Associate Professor James Yip, who heads the telehealth programme at the National University Health System, said their experience showed they could bring the blood pressure of about 80 per cent of the hypertension patients to a safe level quite quickly - within three to five days.
"Previously, they had to come to the clinic to get their medications adjusted. But the next appointment slot may be in one month's time, so it could take a few months to get them to a safe level."
Telehealth allows discharged patients to be monitored at home. This frees up hospital beds for more serious cases, and reduces costs for patients, said Mr William Chew, managing director of healthcare tech firm myHealth Sentinel.
Telehealth can also be used to manage outpatients with stable chronic conditions who may require regular medical supervision to ensure they stick to their prescribed course of treatment, he said.
Indeed, telehealth can be especially useful for patients who have just had a stroke and have high blood pressure; just had a heart attack; have heart failure or diabetes, said Prof Yip.
He has found that telehealth makes patients more conscientious as it costs them money.
"Previously, when you don't take your weight or blood pressure, someone will call you to ask you why, and you may say you forgot. But when you have to pay, you are more accountable."

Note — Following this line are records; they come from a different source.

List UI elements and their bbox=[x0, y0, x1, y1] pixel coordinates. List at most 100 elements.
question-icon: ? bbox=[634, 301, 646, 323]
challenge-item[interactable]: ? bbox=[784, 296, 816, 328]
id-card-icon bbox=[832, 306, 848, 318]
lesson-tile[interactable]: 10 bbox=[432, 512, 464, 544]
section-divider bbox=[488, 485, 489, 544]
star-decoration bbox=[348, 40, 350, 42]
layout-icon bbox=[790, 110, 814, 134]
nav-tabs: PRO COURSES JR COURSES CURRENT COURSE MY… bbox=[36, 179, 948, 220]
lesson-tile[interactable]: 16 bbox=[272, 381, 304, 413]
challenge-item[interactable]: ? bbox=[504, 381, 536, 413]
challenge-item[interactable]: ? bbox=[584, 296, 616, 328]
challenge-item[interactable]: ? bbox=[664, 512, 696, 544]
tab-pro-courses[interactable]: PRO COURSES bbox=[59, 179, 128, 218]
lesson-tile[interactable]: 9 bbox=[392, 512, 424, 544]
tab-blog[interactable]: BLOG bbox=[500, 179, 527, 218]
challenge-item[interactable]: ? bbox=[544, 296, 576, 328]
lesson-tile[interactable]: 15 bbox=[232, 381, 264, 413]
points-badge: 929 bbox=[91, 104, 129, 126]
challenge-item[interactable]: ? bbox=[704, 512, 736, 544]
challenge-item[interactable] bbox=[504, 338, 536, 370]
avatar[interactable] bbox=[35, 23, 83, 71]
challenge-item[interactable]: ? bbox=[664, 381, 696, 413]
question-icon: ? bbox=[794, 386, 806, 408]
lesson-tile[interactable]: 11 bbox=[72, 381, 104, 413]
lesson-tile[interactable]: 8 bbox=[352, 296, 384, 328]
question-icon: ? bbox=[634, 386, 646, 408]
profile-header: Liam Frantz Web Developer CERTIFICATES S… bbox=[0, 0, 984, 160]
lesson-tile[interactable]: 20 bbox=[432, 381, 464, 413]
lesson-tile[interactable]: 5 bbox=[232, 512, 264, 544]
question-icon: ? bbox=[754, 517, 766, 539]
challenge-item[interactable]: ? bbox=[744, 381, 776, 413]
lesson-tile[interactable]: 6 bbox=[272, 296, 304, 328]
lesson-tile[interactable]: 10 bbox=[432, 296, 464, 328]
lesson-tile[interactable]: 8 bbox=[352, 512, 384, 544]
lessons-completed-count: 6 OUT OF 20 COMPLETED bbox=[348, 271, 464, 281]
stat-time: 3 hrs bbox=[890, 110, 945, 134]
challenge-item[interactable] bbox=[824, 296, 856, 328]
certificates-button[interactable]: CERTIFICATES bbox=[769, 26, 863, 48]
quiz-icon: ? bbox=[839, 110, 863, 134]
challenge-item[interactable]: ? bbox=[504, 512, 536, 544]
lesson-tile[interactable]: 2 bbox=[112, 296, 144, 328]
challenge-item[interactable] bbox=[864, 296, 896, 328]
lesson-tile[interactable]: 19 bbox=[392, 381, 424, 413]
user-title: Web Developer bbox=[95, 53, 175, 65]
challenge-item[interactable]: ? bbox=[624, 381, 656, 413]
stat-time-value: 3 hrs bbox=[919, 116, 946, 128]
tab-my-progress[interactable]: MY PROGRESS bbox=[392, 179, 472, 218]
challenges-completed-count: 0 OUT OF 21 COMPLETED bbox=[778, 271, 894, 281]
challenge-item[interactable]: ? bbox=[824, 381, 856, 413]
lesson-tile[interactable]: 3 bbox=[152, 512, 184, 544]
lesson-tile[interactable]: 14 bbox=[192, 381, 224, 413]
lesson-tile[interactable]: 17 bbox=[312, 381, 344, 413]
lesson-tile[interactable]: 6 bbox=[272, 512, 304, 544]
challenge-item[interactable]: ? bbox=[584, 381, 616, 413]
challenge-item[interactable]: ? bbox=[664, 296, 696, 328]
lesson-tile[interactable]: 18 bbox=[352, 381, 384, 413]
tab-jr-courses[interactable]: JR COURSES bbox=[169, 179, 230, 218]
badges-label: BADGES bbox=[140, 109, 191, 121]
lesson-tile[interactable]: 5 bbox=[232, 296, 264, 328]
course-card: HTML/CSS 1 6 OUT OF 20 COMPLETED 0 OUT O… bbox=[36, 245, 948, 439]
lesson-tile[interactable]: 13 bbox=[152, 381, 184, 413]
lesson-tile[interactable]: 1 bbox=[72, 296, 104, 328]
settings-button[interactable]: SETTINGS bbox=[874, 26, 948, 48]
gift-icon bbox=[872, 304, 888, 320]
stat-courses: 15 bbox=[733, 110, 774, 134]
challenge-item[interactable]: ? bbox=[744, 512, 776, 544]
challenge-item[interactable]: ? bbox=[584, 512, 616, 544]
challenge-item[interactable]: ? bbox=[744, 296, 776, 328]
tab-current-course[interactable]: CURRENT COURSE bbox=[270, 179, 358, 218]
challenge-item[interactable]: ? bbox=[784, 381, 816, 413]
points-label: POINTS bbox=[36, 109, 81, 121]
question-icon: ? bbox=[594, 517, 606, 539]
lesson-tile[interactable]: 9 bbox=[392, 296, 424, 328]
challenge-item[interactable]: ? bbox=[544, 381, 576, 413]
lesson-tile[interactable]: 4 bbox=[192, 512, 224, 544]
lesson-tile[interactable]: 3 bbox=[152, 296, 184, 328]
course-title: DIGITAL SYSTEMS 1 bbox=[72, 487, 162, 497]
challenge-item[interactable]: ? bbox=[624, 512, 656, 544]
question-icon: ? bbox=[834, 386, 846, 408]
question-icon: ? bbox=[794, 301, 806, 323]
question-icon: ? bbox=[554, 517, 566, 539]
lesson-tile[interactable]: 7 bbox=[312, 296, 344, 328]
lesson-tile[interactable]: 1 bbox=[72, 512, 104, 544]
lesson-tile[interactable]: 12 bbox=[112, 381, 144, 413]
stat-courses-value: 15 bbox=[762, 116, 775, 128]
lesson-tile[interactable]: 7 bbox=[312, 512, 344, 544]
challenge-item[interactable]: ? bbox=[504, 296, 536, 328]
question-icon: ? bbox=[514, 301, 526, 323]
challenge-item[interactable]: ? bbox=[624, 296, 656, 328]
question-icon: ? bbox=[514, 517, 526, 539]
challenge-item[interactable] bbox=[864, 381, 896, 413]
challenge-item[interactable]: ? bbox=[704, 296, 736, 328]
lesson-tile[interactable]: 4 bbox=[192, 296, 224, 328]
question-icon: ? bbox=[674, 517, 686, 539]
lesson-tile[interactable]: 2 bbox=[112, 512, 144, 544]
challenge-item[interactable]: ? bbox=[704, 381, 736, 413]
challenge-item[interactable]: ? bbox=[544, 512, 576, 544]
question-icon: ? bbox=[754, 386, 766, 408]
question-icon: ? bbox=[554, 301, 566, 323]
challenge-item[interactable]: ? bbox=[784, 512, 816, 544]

Patients pay a subsidised rate of $65 a month for telehealth service. Most use it for a month after they are discharged from hospital.
On the other hand, Prof Yip has found that telehealth can create "white-coat telehealth hypertension", a recently coined term that refers to patients feeling anxious about being monitored and thus exhibit an abnormally high reading.
There is also the "fatigue element" to look out for.
"Patients don't mind doing it for one month, but not for six months or a year," said Prof Yip.
However, telehealth can help to move patients to make an effort to monitor themselves, he said.